Alexandre Douguine est géopoliticien mais pas seulement. Il est aussi un Russe fervent animé par l’amour de sa patrie, une Russie qui ne se limite pas à des frontières et à un drapeau mais qui est une civilisation assiégée et qu’il faut défendre. « La Russie n’est pas la Fédération de Russie, la Russie est le monde russe, une civilisation, un des pôles du monde multipolaire » dit-il dans une interview accordée à Katehon.com et intitulée « War in Ukraine Will Resume Soon ».
Comme Tim Marshall, Alexandre Douguine s’appuie sur la géographie pour justifier, et même prolonger la politique du président Poutine. Selon lui, la guerre contre la Géorgie, l’annexion de la Crimée et la campagne de bombardement en Syrie – où la Russie entretient une base maritime, à Tartus (les lecteurs occidentaux ne savent pas que la Syrie est au même titre que la Transcaucasie ou la Crimée, un avant-poste qui permet à la Russie de ne pas se laisser enfermer dans ses frontières) – ont été des actions dictées par une nécessité géopolitique qui transcende la personnalité des dirigeants. Mais Alexandre Doughine considère que Vladimir Poutine n’a pas mené à bien toutes les actions nécessaires. Selon lui, la Russie aurait dû annexer la partie russophone de l’Ukraine et il pense que tôt ou tard elle devra le faire. Non parce que les Russes sont gourmands ou impérialistes: annexer le Donbass est une nécessité vitale pour la Russie. En le faisant, elle garantira sa propre survie : « Si nous perdons le Donbass, alors nous perdrons la Crimée et puis toute la Russie » dit Douguine. Mais il n’est pas question d’annexer l’Ukraine et d’en faire un Etat satellite. « Je ne suis pas contre une Ukraine souveraine, il faudrait seulement qu’elle soit notre alliée ou partenaire, ou au pire, un Etat neutre, un espace intermédiaire ». L’Ukraine doit rester souveraine et « ce qui ne devrait pas être permis c’est l’occupation atlantiste de l’Ukraine ». Ici, Douguine ne parle pas au nom de Douguine. Il se fait le porte-parole de la nécessité. Pour bien nous le faire comprendre, il ajoute qu’il s’agit d’un « axiome géopolitique ». « Nos ennemis comprennent parfaitement que la Russie peut redevenir la Grande Russie seulement en partenariat avec l’Ukraine ». Et il ajoute : « Il n’y a pas d’autre possibilité. Le printemps russe est impossible sans la présence d’un pivot eurasien en Ukraine et qu’importe la façon dont ça se fera, pacifiquement ou par la guerre. » Pour Douguine, le maintien des républiques indépendantes de Donetsk et de Louhansk à la frontière russo-ukrainienne est un impératif catégorique. « Celui qui contrôle la frontière de la République populaire de Donetsk et de la République populaire de Louhansk avec la Russie, contrôle tout » dit-il en paraphrasant Halford Mackinder.

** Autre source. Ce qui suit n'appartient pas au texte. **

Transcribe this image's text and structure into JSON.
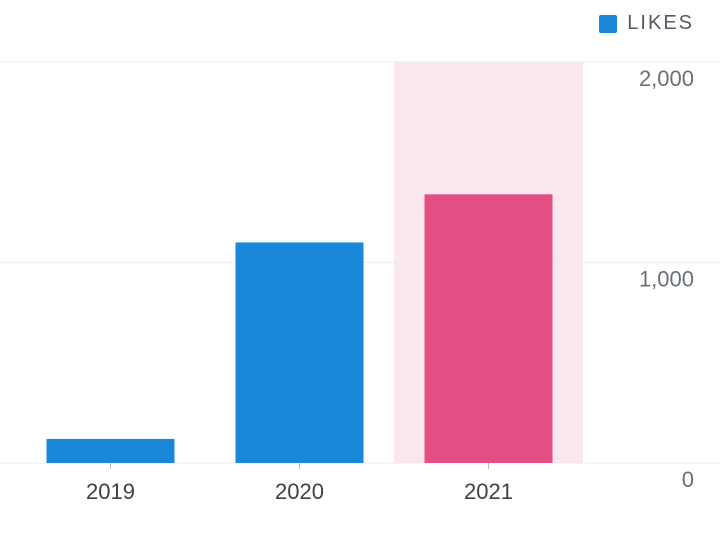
{
  "legend": {
    "label": "LIKES",
    "swatch_color": "#1b87d8"
  },
  "colors": {
    "bar": "#1b87d8",
    "bar_highlight": "#e34e84",
    "highlight_band": "#fbe7ee",
    "grid": "#ececec",
    "tick_text": "#6b7078",
    "x_tick_text": "#3e4248"
  },
  "chart_data": {
    "type": "bar",
    "categories": [
      "2019",
      "2020",
      "2021"
    ],
    "series": [
      {
        "name": "LIKES",
        "values": [
          120,
          1100,
          1340
        ]
      }
    ],
    "highlighted_category": "2021",
    "ylim": [
      0,
      2000
    ],
    "yticks": [
      0,
      1000,
      2000
    ],
    "ytick_labels": [
      "0",
      "1,000",
      "2,000"
    ],
    "y_axis_position": "right",
    "grid": true,
    "legend_position": "top-right"
  }
}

Le même problème se présente en Syrie. Pour Alexandre Douguine, la Syrie « est un but plus éloigné mais pas moins important ». Il affirme que la présence en Syrie du mouvement que les français appellent Daech et que les Anglo-Saxons appelles ISIS ou ISIL, est « un plan des Américains ». Selon lui, « l’Etat islamique est une opération spéciale dirigée contre les opposants à l’hégémonie américaine au Proche-Orient et en particulier contre nous [les Russes]» et il ajoute que « le fondamentalisme islamique a été traditionnellement un instrument de la géopolitique étasunienne et atlantiste ». Je renvoie ceux qui seraient tentés de le qualifier de complotiste aux confessions de l’américain Zbigniew Brzezinski qui, alors qu’il était conseiller de Carter, avait obtenu, le 3 juillet 1979, l’autorisation présidentielle de financer des bataillons de moudjahidins afin d’offrir aux russes leur « guerre du Vietnam » en Afghanistan ».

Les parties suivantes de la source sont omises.